Okta SSO
Introduction
This document provides detailed steps on Amorphic Data (Amorphic) Platform - OKTA integration. Amorphic simplifies analytics for all users and teams by orchestrating and automating analytic pipelines & workflows across AWS services, infrastructure and analytic tools and platforms.
Okta is an enterprise grade identity management service. With Okta IT can manage access across any application, person or device. Okta seamlessly integrates applications into its service for us, whether these applications are used by employees, partners, or customers, and regardless of whether they are in the cloud, on-premises, or on a mobile device. We can easily deploy these pre-integrated applications to our users as needed. We can authenticate these users against our own user store (e.g. AWS Cognito User Pools, Active Directory or LDAP) or we can use Okta as the user store. In Amorphic Data Cloud, Users/API calls get authenticated using Cognito. Amazon Cognito User Pools allow sign-in through a third party (federation), including through a SAML IdP such as Okta. Here we use Okta as a Security Assertion Markup Language 2.0 (SAML 2.0) identity provider (IdP) with an Amazon Cognito user pool.
Amorphic username convention
Due to the variety of systems Amorphic integrates with, Amorphic requires strict rules to be enforced for its usernames. Failure to follow the required rules may lead to Amorphic users not being able to login as intended. These rules required for Amorphic are conventional rules required for AD integration from other systems, and follow best practices.
The requirement for the usernames are as follows:
- The usernames must be unique for different users
- Usernames are integrated with access to datasets and resources, and as such cannot change
- Should only start with a letter in lowercase, cannot be started with a number
- Should be only alphanumeric, no special characters are permitted
- Should use only lowercase alphabets
- Should have a minimum of 3 characters and should not exceed 20 characters
It should be noted that any and all transformations used to convert the username in the SSO provider to the Amorphic username should produce a username compliant with the Amorphic username convention specified above. For eg; if you have John_Doe@email.com and the transformation gives it as John or John_Doe, it is not compliant as it violates the first and last rules, and it would be best to be something like johndoe. If you have such IDs, it is recommended to create new field with an Amorphic compliant username format, and to use that as an Amoprhic username.
Pre-requisites for Okta integration
Before we proceed with the process of Okta integration, we need the following pre-requisites:
- OKTA developer account — https://developer.okta.com/signup/
- Amorphic Application Deployed with Identity Provider option enabled
Steps to register Amorphic app with Okta
- Create Okta Application with SSO enabled
- Get App Federation Metadata Url & Login URL
- Update Amorphic with App Federation Metadata Url & Login URL in CMP
Create Okta Application with SSO enabled
Login into a newly created OKTA developer account or an existing account.

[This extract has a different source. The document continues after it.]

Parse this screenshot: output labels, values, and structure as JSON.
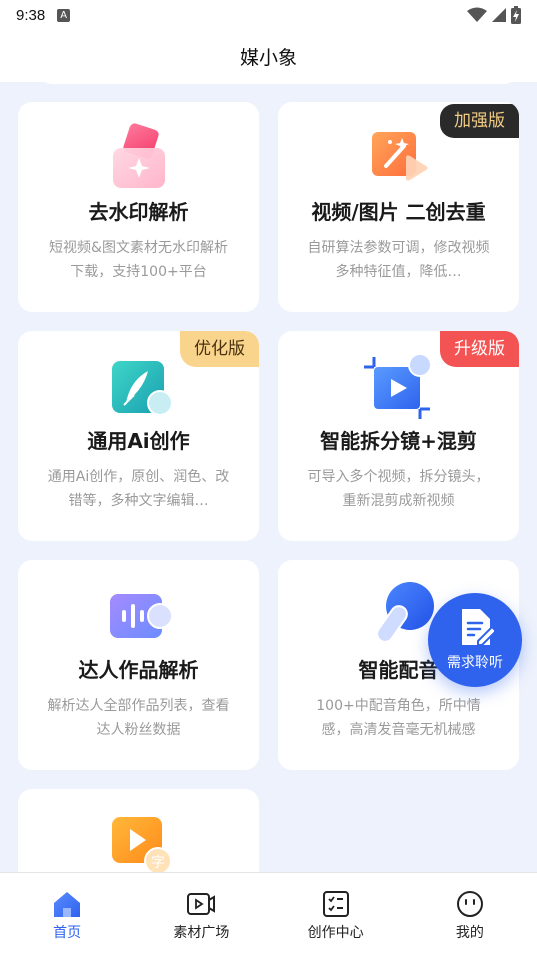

After login, from console choose Applications from left side and click on Create App Integration
- Select SAML 2.0 in Create a new app integration and click next:
- In general settings section enter the "App name" and click "Next" as shown below:
- In Configure SAML section:
Enter the "Single Sign on URL".
Format of Single Sign on URL:
https://<cognito-domain>/saml2/idpresponseEnter "Audience URI (SP Entity ID)" :
Format of Identifier Entity Id:
urn:amazon:cognito:sp:<cognito-userpool-id>
Cloudwick Support Team will provide both cognito-userpool-id and cognito-domain values.
- In Attribute Statements section, 3 attributes are important
- name
- username
Map the Names to corresponding values as shown below:
email to user.email
username to user.firstName and
name to user.login
It is very important to note that the mappings, once created and users are logged in, should not be modified later on as that may introduce issues downstream.
- Click "Next" and configure "Feedback". Click the "Finish" button.
- From the App front page, click on "Assignment" tab and assign okta users to the application just created.
- Copy the Metadata URL and SignOn URL from the App Sign On section
Update Amorphic with credentials
- In Amorphic CMP (customer management portal), select IDP provider as SAML and update the values.
IDP Server URLin cmp corresponds toSignOn URLretrieved from OktaIDP Metadata URLcorresponds toMetadata URLfrom Okta
Once the values are added, click on Update IDP Details.
This will take around 45-60 mins to get reflected in the login page.
Frequently asked questions (FAQ)
1. Why is attribute mapping required?
a. When integrating with okta and cognito, Amorphic requires attributes such as username, name and email from okta to successfully register user.
2. What happens if any configuration changes at Identity Provider end?
a. When Identity Provider configuration like Certificate, etc changes, Cloudwick support team must re-import the saml metadata file in AWS Cognito Console.